Thanks for posting it, though, R. 🙂
She’s referring to silk flower, which yes, many confuse with mimosa (some call them by the same name) for some reason which is probably escaping us. I have even encountered this same mistake on a perfume blog some time back (& another one: heliotrope being confused with sunflowers, because the etymology is so similar).
I pointed that little mimosa error in my first comment above.
In the writer’s defence, I believe she’s comparing the greeness of hyacinth and of LOTV though, despite them being different (and different smelling) flowers. The old batches of Diorissimo do have an oily quality about them that might (just might!) make someone think of another green oily scent. I suppose….it’s hard to decipher where one becomes poetic and evocative and where one talks factually sometimes. Perhaps that’s the beauty of interpreting a writer’s writings.

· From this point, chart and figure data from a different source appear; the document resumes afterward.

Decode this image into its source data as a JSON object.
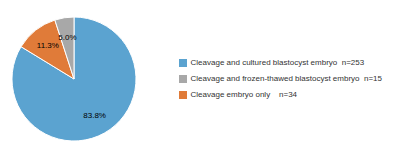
{
  "chart_data": {
    "type": "pie",
    "categories": [
      "Cleavage and cultured blastocyst embryo  n=253",
      "Cleavage embryo only    n=34",
      "Cleavage and frozen-thawed blastocyst embryo  n=15"
    ],
    "values": [
      83.8,
      11.3,
      5.0
    ],
    "value_labels": [
      "83.8%",
      "11.3%",
      "5.0%"
    ],
    "colors": [
      "#5BA3D0",
      "#E07B39",
      "#A8A8A8"
    ],
    "data_labels": true,
    "legend": "right"
  }
}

I’m quite prepared to make an effort to interpret someone’s writing when they write beautifully, which, I’m afraid, is not the case in this instance. A journalist’s main job is to impart information in a clear and *accurate* (so no ‘little mimosa error’) way. The author was writing a magazine article, not an essay in a literary revue.
I have read that silk trees used to be included in genus Mimosa due to their similar leaf structure and seismonastic reaction to being touched, but they are now considered separate. But here in the eastern US “mimosa” is still the popular (if not scientifically proper) name used for the silk tree… just to keep things confusing! 🙂
http://www.duke.edu/~cwcook/trees/alju.html
… and even the “mimosa” used in perfumery is actually acacia, another once-affiliated branch of this sprawling tribe.
“The genus Mimosa has had a tortuous history, having gone through periods of splitting and lumping, ultimately accumulating over 3,000 names, many of which have either been synonymized under other species or transferred to other genera…” (Wikipedia)
Went straight to the end:
‘There’s a famous saying: “A woman who doesn’t wear perfume has no future.”’
There’s a ‘famous saying’?! It was Coco Chanel who said it. What’s wrong with attributing a quote?